Rudolf Belling - Artistic theories, Departure from Germany

Sculptor, born in Berlin, Germany. In 1937 he emigrated to Istanbul, but returned to Germany in 1966. His early Dreiklang (1919) and later works after 1949 are chiefly abstract in form.

Rudolf Belling (1886 - 1972) was a German sculptor.

Artistic theories

At the very beginning of the 20th century Rudolf Belling’s name was something like a battlecry.

Rudolf Belling amplified: a sculpture should show only good views. And so he became an opponent to one of the German head scientists of art in Berlin, Adolf von Hildebrandt, who, in his book, “The problem of Form in Sculpture” (1903) said: Sculpture should be comprehensible – and should never force the observer to go round it. Rudolf Belling disproved the current theories with his works.

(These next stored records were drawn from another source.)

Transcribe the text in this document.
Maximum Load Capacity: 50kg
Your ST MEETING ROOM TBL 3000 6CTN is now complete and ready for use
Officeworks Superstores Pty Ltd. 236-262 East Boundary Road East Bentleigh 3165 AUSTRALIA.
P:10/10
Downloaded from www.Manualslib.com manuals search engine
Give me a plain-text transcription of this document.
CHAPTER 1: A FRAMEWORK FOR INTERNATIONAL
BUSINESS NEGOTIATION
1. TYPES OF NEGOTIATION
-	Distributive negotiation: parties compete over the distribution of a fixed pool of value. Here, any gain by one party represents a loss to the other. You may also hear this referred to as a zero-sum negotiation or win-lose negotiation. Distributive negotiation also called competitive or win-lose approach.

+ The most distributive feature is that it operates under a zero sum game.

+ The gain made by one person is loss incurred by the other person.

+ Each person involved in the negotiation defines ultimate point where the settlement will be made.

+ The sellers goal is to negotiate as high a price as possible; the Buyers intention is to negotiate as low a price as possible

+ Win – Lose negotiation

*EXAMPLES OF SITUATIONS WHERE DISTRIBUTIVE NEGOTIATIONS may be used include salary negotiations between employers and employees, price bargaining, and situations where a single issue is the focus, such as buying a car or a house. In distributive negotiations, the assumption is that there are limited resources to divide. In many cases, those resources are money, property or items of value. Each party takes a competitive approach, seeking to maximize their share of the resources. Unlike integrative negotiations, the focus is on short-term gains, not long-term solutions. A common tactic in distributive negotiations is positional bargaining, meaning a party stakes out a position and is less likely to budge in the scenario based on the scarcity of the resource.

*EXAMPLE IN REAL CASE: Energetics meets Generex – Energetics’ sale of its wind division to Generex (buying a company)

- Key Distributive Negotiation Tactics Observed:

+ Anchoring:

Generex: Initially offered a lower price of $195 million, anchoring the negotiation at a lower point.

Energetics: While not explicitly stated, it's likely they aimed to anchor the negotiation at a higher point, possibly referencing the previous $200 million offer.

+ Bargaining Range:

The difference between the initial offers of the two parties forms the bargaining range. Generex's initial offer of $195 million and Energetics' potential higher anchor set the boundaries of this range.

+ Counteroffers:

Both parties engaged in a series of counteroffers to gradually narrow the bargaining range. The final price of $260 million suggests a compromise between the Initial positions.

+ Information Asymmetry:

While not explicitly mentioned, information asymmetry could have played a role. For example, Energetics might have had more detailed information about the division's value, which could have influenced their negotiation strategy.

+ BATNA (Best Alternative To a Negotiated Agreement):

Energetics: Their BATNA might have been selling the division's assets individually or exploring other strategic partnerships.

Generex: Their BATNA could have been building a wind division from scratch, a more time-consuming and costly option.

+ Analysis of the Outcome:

His theories of space and form convinced even critics like Carl Einstein and Paul Westheim, and influenced generations of sculptors after him.

Departure from Germany

From 1933 on, Belling had no chance to work in his home country. The President of the Academy of Arts in Berlin advised him in the name of the Minister of Education and Arts to hand in his resignation from the Academy.

In 1935 Rudolf Belling stayed for eight months in New York, where he had an exhibition in the Weyhe Gallery with his most important works from the Modern Classic Period.

He returned to Germany because his nine-year-old son Thomas was in danger there since his mother, Rudolf Belling’s first wife, had been Jewish.

From 1937 on he was professor at the Academy of Fine Arts, re-organizing the department of sculpture and mediating introductions towards modern art, basing his work on traditional studies.

From 1951 to 1966 he was professor at the Technical University in Istanbul, at the department of architecture. He was called back to the Academy in Berlin West only in 1956, the same year the works which stayed in New York could be received back with the help of the Foreign Office.

At the age of eighty he decided to return to Germany again, where he lived in Krailling, near Munich.

The archive is meanwhile managed by his daughter Elisabeth Weber-Belling.